If you’ve been reading this blog for a while, by now you know that I’m keen on helping you use simple sketching in your work, to explore problems, explain concepts, and generate ideas. I cover a range of topics, including drawing icons, whiteboarding and making meetings less boring, exploring problems and plans with metaphor, and visualising data. This post looks at a particular data visualisation pattern that is really useful but often gets forgotten.
Step forward if you would, radar chart, a.k.a. spider chart, star chart or polar chart. The radar chart is great for plotting multivariate data, or in other words: those times where there is more than one value or factor that you need to measure and compare. Plus, they just look really cool.
And they look a bit like this (left) or this (right):
Snazzy, hey? Each value you’re measuring has an axis that radiates out from a point (typically of value zero), with equivalent increments along each axis. Radar charts give you a much more compelling way of looking at data, rather than just in a table. Let’s take a look at where you can use radar charts, shall we?
Great for analysing products
Are you a product manager, researcher or designer? You’ll know that you can’t judge your product’s performance on just one metric; there might be a range of heuristics that you use, to do with usability, customer satisfaction, up-time, task completion speed, and so on. And sometimes these are a bit semi-quantitative, and a bit hard to hook a definite number on. Radar charts give you the flexibility to use other values like ‘high’, ‘medium’ and ‘low’, or ‘happy’, ‘meh’, and ‘anxious.

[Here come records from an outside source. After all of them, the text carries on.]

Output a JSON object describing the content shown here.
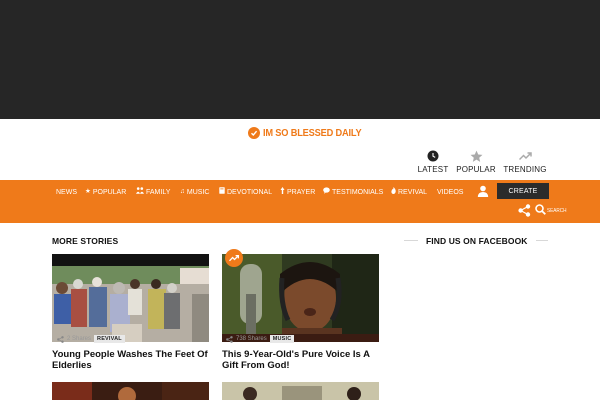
{
  "site": {
    "logo_text": "IM SO BLESSED DAILY",
    "brand_color": "#ef7a1a",
    "dark_color": "#262626"
  },
  "quick_nav": [
    {
      "label": "LATEST",
      "icon": "clock-icon"
    },
    {
      "label": "POPULAR",
      "icon": "star-icon"
    },
    {
      "label": "TRENDING",
      "icon": "trending-icon"
    }
  ],
  "nav": {
    "items": [
      {
        "label": "NEWS",
        "icon": ""
      },
      {
        "label": "POPULAR",
        "icon": "star-icon"
      },
      {
        "label": "FAMILY",
        "icon": "family-icon"
      },
      {
        "label": "MUSIC",
        "icon": "music-icon"
      },
      {
        "label": "DEVOTIONAL",
        "icon": "book-icon"
      },
      {
        "label": "PRAYER",
        "icon": "prayer-icon"
      },
      {
        "label": "TESTIMONIALS",
        "icon": "comment-icon"
      },
      {
        "label": "REVIVAL",
        "icon": "flame-icon"
      },
      {
        "label": "VIDEOS",
        "icon": ""
      }
    ],
    "create_label": "CREATE",
    "search_label": "SEARCH"
  },
  "sections": {
    "more_stories": "MORE STORIES",
    "facebook": "FIND US ON FACEBOOK"
  },
  "cards": [
    {
      "shares": "2 Shares",
      "tag": "REVIVAL",
      "title": "Young People Washes The Feet Of Elderlies",
      "trending": false
    },
    {
      "shares": "738 Shares",
      "tag": "MUSIC",
      "title": "This 9-Year-Old's Pure Voice Is A Gift From God!",
      "trending": true
    }
  ]
}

Here’s an example from a fictional social media website, where you can see how user satisfaction is rating for four major functions of the website:
Great for analysing you
Are you working on your own professional development? Plotting your skills on a radar chart is a quick and engaging way to see where you’re at now, and where you want to grow. Here’s another fictional example, using a mix of user experience designer skills:
Great for analysing staff and teams
Sports players and coaches have used radar charts to analyse players and teams for ages (and if bringing data and sports together is pure nerdy heaven for you, check out these charts for hockey and soccer/football!)
This visual way of assessing team members’ skills is really handy for candidate interviewing in recruitment, and for helping team members to balance where they want to grow, and where the team needs skills.

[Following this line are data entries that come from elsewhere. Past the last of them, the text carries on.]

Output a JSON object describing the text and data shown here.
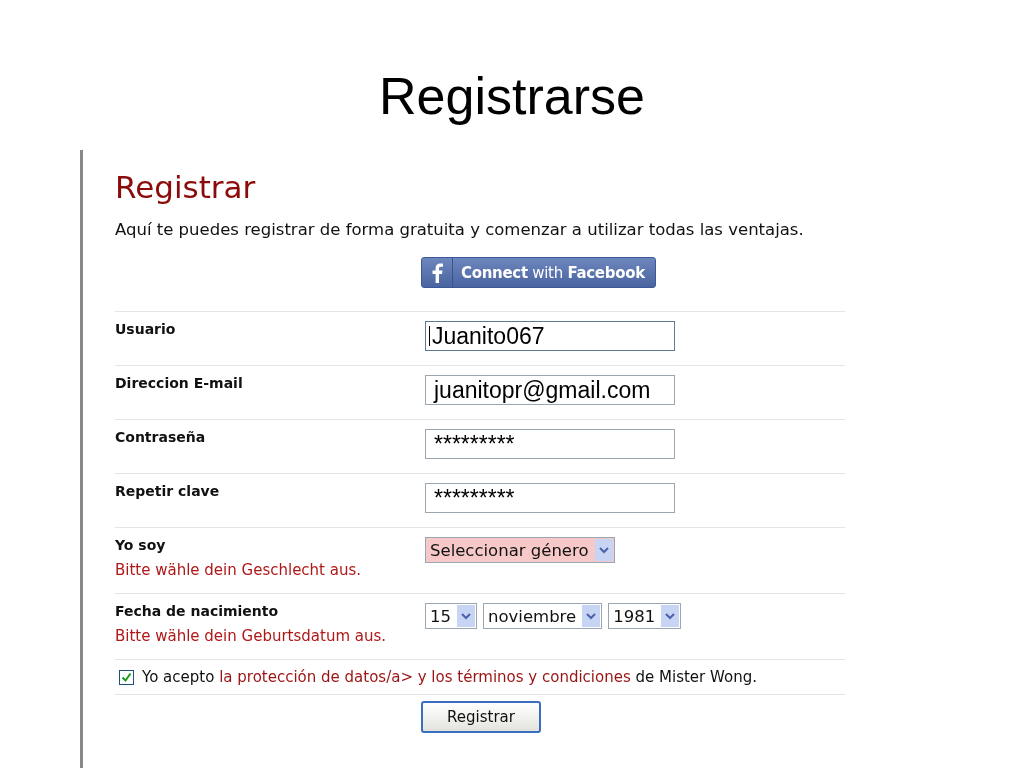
{
  "slide_title": "Registrarse",
  "heading": "Registrar",
  "intro": "Aquí te puedes registrar de forma gratuita y comenzar a utilizar todas las ventajas.",
  "facebook_button": {
    "label_bold": "Connect",
    "label_plain": "with",
    "label_brand": "Facebook"
  },
  "fields": [
    {
      "kind": "text",
      "label": "Usuario",
      "value": "Juanito067",
      "focused": true
    },
    {
      "kind": "text",
      "label": "Direccion E-mail",
      "value": "juanitopr@gmail.com",
      "focused": false
    },
    {
      "kind": "text",
      "label": "Contraseña",
      "value": "*********",
      "focused": false
    },
    {
      "kind": "text",
      "label": "Repetir clave",
      "value": "*********",
      "focused": false
    },
    {
      "kind": "select",
      "label": "Yo soy",
      "error": "Bitte wähle dein Geschlecht aus.",
      "selects": [
        {
          "value": "Seleccionar género",
          "invalid": true
        }
      ]
    },
    {
      "kind": "select",
      "label": "Fecha de nacimiento",
      "error": "Bitte wähle dein Geburtsdatum aus.",
      "selects": [
        {
          "value": "15",
          "invalid": false
        },
        {
          "value": "noviembre",
          "invalid": false
        },
        {
          "value": "1981",
          "invalid": false
        }
      ]
    }
  ],
  "agreement": {
    "checked": true,
    "prefix": "Yo acepto",
    "link": "la protección de datos/a> y los términos y condiciones",
    "suffix": "de Mister Wong."
  },
  "submit_button": "Registrar"
}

What’s really nifty is that you can overlay several team members on the same radar chart, to build up a story of aggregate sets of skills in a team:
In the example above, we can instantly see the different levels of ability in teamwork, design and sketching, as well as where these two team members are complementary. Plus, this also helps us see that we don’t have much by way of development ability in the team.
So there you have it; aren’t radar charts amazing? Start using them by analysing yourself and your skills, then see how you can apply them in other areas of your work.